Two widely cited cases illustrate how this plays out regardless of status. Shalon Irving, a CDC epidemiologist with advanced degrees in public health, died from pregnancy-related complications after her symptoms were not adequately addressed. Serena Williams, one of the most famous athletes in the world, nearly died after childbirth when she had to repeatedly insist that medical staff investigate her symptoms of a blood clot, a condition she knew she was at high risk for. If expertise and celebrity cannot reliably overcome provider bias, the problem is clearly systemic.
Proposed solutions include clinical checklists that prompt providers to act on reported symptoms through standardized screening and intervention protocols. The idea is to reduce the role of individual judgment, where bias can creep in, and replace it with structured steps that ensure every patient’s concerns trigger the same response.

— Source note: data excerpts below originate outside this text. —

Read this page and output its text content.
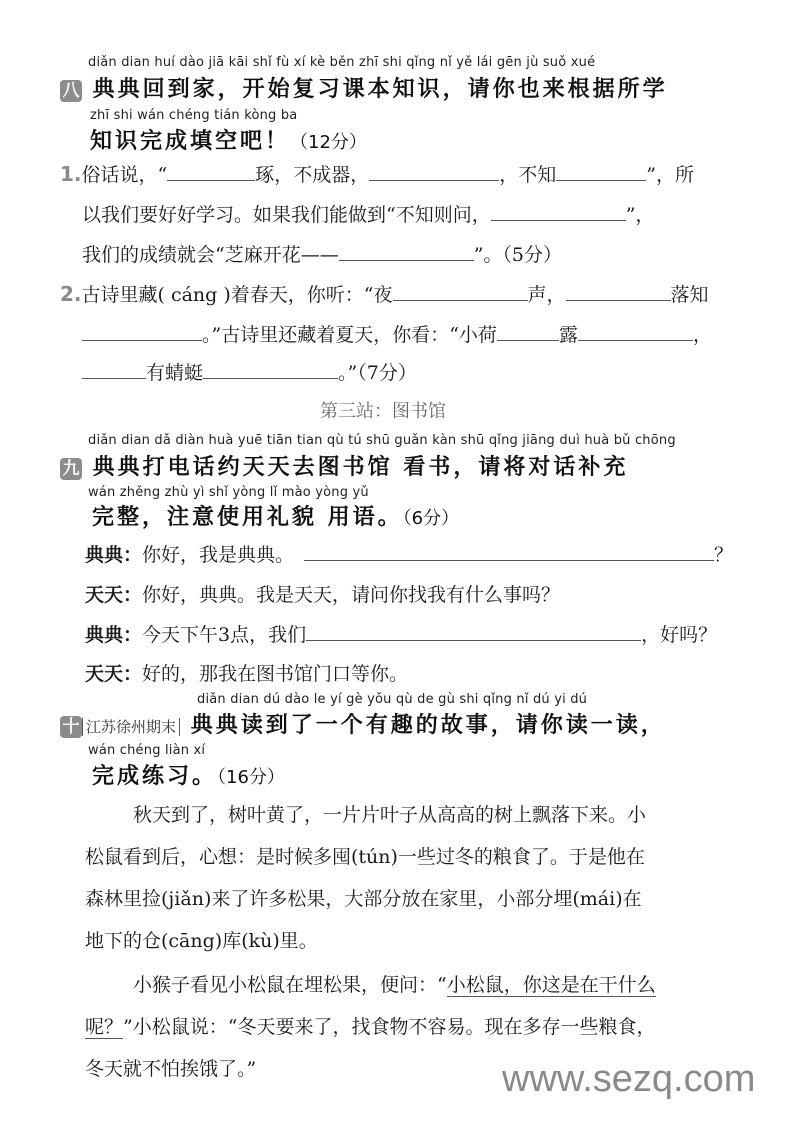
diǎn dian huí dào jiā kāi shǐ fù xí kè běn zhī shi qǐng nǐ yě lái gēn jù suǒ xué
八 典典回到家，开始复习课本知识，请你也来根据所学
zhī shi wán chéng tián kòng ba
知识完成填空吧！（12分）
1.俗话说，“	琢，不成器，	，不知	”，所
以我们要好好学习。如果我们能做到“不知则问，	”，
我们的成绩就会“芝麻开花——	”。（5分）
2.古诗里藏( cáng )着春天，你听：“夜	声，	落知
。”古诗里还藏着夏天，你看：“小荷	露	，
有蜻蜓	。”（7分）
第三站：图书馆
diǎn dian dǎ diàn huà yuē tiān tian qù tú shū guǎn kàn shū qǐng jiāng duì huà bǔ chōng
九 典典打电话约天天去图书馆 看书，请将对话补充
wán zhěng zhù yì shǐ yòng lǐ mào yòng yǔ
完整，注意使用礼貌 用语。（6分）
典典：你好，我是典典。	？
天天：你好，典典。我是天天，请问你找我有什么事吗？
典典：今天下午3点，我们	，好吗？
天天：好的，那我在图书馆门口等你。
diǎn dian dú dào le yí gè yǒu qù de gù shi qǐng nǐ dú yi dú
十 江苏徐州期末 典典读到了一个有趣的故事，请你读一读，
wán chéng liàn xí
完成练习。（16分）
秋天到了，树叶黄了，一片片叶子从高高的树上飘落下来。小
松鼠看到后，心想：是时候多囤(tún)一些过冬的粮食了。于是他在
森林里捡(jiǎn)来了许多松果，大部分放在家里，小部分埋(mái)在
地下的仓(cāng)库(kù)里。
小猴子看见小松鼠在埋松果，便问：“小松鼠，你这是在干什么
呢？”小松鼠说：“冬天要来了，找食物不容易。现在多存一些粮食，
冬天就不怕挨饿了。”	www.sezq.com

Why So Many Deaths Are Preventable
Maternal Mortality Review Committees, which examine the circumstances of each pregnancy-related death at the state level, have concluded that more than 80% of these deaths could have been prevented. That figure applies across racial groups, but its implications are especially significant for Black women given their far higher death rate. It means the majority of the disparity is not driven by unavoidable medical emergencies but by failures in the systems meant to catch and respond to complications.
These failures take many forms: delayed diagnoses, inadequate postpartum follow-up, lack of access to facilities equipped for high-risk pregnancies, and gaps in insurance coverage that interrupt care during the critical months after delivery. Many pregnancy-related deaths occur not during childbirth itself but in the weeks and months that follow, when monitoring often drops off sharply.
How Doula Support Reduces Risk
Community-based doula programs have emerged as one of the most promising interventions for improving Black maternal outcomes. Doulas are trained support professionals who provide continuous physical, emotional, and informational assistance before, during, and after birth. Their presence changes outcomes in measurable ways.
These programs reduce the odds of preterm birth and low birthweight by lowering stress and providing social-emotional support. New York City’s By My Side doula program demonstrated lower odds of both preterm birth and low birthweight even after accounting for factors like gestational diabetes and high blood pressure. In one study of patients with high-risk pregnancies, those who received doula care had a 58% reduction in the odds of a cesarean delivery compared to similarly high-risk patients without doula support.
Doula care also lowers the odds of postpartum depression and anxiety. The mechanisms are practical: doulas improve communication between patients and providers, advocate for patients during vulnerable moments, and help buffer the stress that compounds existing health risks. For Black women navigating a healthcare system where their concerns may be minimized, having an advocate in the room can be the difference between a symptom being investigated or ignored.
Legislative Efforts
The Black Maternal Health Momnibus Act, a comprehensive legislative package introduced in Congress, aims to address the crisis from multiple angles. Its provisions include extending postpartum eligibility for nutrition assistance programs, increasing research and data collection on maternal health indicators, expanding public education on maternal vaccinations, and addressing maternal health for incarcerated populations. The bill was referred to a House subcommittee in 2023 and has not advanced further as of its most recent session. The scope of the bill reflects how many interconnected systems, from nutrition support to climate-related health risks to prison healthcare, contribute to the problem.